The hybrid-cascaded multilevel converter proposed in this paper can actualize the charging and discharging of the battery cells while the terminal voltage or SOC balance control can be realized at the same time. The proposed converter with modular structure can reach any number of cascaded levels and is suitable for the energy storage system control with low-voltage battery cells or battery modules. The fault module can be bypassed without affecting the running of the other ones, so the converter has a good fault-tolerant character which can significantly improve the system reliability.

The PWM method with low switching loss for both discharging and charging control is proposed considering the balance control at the same time. The output of the circuit is multilevel ac voltages where the number of levels is proportional to the number of battery cells. So the output ac voltage is nearly the ideal sinusoidal wave which can improve the control performance of the motor control in EVs. A dc bus current control method for battery charging with external dc or ac source is also studied where the constant-current control can be realized and the additional charger is not needed any more. Experiments are implemented and the proposed circuit and control method are verified.

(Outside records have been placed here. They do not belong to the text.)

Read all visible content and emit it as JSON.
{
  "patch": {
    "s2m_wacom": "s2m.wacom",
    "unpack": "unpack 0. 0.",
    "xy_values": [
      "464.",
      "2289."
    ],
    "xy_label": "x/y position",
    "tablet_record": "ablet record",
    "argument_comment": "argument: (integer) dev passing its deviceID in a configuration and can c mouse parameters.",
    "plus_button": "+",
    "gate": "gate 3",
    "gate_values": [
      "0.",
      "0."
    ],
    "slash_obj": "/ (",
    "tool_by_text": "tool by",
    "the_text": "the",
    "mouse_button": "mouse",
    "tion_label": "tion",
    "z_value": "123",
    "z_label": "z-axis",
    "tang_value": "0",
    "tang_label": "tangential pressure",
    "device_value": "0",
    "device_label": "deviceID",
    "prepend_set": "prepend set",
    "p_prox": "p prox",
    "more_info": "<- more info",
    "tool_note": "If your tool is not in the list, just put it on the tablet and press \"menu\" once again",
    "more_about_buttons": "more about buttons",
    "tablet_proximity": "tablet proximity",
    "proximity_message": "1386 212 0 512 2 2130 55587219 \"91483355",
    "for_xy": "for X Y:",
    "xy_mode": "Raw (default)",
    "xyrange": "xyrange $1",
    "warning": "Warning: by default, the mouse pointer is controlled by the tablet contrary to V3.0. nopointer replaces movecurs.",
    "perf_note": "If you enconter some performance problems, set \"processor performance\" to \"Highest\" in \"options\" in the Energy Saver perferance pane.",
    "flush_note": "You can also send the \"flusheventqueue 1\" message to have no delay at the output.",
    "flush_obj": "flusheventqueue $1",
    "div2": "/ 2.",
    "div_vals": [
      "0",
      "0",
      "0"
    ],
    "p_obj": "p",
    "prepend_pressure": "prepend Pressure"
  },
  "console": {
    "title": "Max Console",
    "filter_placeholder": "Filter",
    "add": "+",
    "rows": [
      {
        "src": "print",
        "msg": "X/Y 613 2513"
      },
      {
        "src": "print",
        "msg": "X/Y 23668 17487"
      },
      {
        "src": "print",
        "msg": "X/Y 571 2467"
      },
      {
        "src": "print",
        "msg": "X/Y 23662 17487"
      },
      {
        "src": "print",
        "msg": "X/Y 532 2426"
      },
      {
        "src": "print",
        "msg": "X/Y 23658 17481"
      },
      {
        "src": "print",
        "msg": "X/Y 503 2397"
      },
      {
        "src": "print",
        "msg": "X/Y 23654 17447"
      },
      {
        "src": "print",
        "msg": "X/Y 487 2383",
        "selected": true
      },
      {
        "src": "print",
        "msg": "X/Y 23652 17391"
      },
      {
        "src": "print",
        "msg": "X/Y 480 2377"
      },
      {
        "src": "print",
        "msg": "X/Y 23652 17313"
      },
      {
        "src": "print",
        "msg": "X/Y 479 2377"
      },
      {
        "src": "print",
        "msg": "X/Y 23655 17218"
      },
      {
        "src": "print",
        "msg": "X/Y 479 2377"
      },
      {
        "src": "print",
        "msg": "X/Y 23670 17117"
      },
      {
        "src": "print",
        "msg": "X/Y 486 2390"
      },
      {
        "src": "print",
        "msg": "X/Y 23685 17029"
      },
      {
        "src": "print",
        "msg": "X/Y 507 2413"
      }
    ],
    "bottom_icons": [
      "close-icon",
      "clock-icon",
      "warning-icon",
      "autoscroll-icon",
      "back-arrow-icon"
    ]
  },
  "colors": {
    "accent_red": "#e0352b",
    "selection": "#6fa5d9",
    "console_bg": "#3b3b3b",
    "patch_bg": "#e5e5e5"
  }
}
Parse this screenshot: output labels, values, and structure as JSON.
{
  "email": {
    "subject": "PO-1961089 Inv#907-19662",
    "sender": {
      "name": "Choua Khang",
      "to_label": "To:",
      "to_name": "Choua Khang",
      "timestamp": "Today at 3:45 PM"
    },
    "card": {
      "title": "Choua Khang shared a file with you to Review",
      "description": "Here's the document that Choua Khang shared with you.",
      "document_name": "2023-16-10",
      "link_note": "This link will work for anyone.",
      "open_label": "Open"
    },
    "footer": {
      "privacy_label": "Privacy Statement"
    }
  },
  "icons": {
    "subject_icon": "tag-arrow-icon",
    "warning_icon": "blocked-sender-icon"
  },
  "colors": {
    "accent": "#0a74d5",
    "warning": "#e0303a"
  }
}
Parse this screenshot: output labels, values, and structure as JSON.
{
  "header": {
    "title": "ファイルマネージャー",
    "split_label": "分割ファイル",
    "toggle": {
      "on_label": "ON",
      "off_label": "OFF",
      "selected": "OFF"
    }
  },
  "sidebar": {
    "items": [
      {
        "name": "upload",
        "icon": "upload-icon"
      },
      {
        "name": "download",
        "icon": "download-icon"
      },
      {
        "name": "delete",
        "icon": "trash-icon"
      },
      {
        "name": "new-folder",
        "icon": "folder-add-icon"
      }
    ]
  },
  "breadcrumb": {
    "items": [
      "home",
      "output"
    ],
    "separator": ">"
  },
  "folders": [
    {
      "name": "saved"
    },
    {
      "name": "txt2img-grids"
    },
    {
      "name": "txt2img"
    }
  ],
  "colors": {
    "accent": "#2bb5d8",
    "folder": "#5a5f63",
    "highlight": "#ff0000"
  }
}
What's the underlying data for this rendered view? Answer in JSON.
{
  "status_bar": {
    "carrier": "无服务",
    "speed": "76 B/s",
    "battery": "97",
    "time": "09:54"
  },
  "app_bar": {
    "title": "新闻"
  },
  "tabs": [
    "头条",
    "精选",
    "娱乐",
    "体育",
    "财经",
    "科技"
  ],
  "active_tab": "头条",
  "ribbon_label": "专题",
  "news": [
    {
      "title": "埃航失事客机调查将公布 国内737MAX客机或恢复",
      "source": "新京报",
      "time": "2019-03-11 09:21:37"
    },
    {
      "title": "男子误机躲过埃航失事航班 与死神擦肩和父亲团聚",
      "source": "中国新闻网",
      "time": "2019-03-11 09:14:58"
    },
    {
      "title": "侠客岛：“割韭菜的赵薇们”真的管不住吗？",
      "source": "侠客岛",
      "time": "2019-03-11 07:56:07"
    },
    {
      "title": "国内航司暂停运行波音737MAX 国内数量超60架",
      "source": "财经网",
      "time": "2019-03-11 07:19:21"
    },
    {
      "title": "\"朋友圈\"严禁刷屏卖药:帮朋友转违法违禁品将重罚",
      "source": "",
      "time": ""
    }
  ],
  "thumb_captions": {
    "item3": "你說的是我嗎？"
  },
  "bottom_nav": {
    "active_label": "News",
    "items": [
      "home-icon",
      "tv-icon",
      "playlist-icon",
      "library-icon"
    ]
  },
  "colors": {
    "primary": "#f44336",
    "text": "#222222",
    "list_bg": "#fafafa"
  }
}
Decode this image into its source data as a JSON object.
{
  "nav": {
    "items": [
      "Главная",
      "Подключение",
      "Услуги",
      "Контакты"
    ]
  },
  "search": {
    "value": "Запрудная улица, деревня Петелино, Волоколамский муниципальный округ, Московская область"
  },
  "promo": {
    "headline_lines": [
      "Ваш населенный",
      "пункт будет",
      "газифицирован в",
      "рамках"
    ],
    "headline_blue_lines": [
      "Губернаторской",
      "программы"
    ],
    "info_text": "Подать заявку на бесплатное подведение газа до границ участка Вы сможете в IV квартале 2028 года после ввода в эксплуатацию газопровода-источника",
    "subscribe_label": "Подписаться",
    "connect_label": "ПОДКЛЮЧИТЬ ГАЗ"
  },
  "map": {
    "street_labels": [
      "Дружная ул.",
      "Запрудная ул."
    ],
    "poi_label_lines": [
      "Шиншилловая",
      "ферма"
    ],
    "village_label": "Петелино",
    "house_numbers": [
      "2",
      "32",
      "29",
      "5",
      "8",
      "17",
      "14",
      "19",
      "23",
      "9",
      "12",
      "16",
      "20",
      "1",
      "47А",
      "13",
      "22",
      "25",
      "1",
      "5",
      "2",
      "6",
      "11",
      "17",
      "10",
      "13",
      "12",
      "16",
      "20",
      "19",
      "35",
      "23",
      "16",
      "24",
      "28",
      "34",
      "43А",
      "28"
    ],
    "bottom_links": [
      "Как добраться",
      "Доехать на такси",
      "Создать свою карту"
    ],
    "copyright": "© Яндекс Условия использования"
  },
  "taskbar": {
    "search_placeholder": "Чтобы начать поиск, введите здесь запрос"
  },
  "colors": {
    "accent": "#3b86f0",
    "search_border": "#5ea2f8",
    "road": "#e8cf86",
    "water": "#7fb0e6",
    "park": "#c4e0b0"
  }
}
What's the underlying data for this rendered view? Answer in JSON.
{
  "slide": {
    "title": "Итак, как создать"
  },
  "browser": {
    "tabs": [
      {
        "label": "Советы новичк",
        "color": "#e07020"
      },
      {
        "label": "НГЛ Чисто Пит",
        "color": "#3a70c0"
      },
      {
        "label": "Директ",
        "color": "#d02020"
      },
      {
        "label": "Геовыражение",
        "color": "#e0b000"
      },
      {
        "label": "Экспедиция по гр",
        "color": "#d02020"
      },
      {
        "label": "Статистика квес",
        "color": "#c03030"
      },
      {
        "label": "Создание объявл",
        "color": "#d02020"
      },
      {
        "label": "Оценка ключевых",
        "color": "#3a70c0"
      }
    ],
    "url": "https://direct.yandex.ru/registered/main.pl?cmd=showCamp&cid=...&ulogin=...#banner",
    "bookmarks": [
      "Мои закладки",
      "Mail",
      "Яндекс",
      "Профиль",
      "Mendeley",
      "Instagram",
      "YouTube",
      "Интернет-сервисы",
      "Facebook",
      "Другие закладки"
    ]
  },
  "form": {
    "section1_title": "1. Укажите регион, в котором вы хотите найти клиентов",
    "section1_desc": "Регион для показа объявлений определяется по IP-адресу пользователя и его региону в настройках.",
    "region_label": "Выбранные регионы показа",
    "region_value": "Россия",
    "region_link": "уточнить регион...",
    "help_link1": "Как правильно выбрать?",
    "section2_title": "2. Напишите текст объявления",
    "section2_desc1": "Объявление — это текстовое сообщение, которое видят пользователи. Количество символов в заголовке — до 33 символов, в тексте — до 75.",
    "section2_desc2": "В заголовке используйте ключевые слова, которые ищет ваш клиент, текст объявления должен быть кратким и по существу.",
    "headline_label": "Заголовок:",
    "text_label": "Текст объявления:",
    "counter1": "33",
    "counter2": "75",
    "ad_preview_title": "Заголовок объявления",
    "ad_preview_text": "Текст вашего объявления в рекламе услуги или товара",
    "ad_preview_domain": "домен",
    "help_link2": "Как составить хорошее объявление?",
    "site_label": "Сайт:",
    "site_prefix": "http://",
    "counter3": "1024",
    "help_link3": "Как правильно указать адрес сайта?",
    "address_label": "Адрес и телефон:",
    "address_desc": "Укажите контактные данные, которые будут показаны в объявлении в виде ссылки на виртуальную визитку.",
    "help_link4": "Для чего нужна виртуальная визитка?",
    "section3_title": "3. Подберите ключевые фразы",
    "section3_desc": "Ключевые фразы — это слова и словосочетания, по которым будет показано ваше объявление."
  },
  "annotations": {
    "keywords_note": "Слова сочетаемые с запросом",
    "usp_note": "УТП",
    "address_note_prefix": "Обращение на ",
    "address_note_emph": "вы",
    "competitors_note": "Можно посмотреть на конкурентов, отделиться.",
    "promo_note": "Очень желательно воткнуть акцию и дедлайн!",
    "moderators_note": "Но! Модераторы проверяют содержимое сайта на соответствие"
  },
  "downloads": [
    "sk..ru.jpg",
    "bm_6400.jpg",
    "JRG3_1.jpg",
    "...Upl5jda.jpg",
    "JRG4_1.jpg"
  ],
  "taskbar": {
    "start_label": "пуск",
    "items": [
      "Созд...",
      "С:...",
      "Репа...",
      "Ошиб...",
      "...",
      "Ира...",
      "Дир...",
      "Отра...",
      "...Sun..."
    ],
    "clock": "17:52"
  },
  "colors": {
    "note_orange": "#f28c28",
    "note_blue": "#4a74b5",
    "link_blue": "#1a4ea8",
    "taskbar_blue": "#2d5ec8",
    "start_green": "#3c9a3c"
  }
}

TOPOLOGY OF THE HYBRID CASCADED MULTILEVEL CONVERTER

One of the popular voltage balance circuits by energy transfer is shown in Fig. 2.1. There is a half-bridge arm and an inductance between every two nearby battery cells. So the number of switching devices in the balance circuit is 2∗n–2 and the number of inductance is n–1 where n is the number of the battery cells. In this circuit, an additional inverter is needed for the motor drive and a charger is usually needed for the battery recharge. In fact, if the output of the inverter is connected with the three-phase ac source by some filter inductances, the battery recharge can also be realized by an additional control block which is similar with the PWM rectifier.

The recharging current and voltage can be adjusted by the closed-loop voltage or power control of the rectifier. The hybrid-cascaded multilevel converter proposed in this paper is shown in Fig. 2.2, which includes two parts, the cascaded half-bridges with battery cells shown on the left and the H bridge inverters shown on the right. The output of the cascaded half-bridges is the dc bus which is also connected to the dc input of the H-bridge. Each half-bridge can make the battery cell to be involved into the voltage producing or to be bypassed.

Therefore, by control of the cascaded half-bridges, the number of battery cells connected in the circuit will be changed, that leads to a variable voltage to be produced at the dc bus. The H-bridge is just used to alternate the direction of the dc voltage to produce ac waveforms. Hence, the switching frequency of devices in the H-bridge equals to the base frequency of the desired ac voltage. There are two kinds of power electronics devices in the proposed circuit.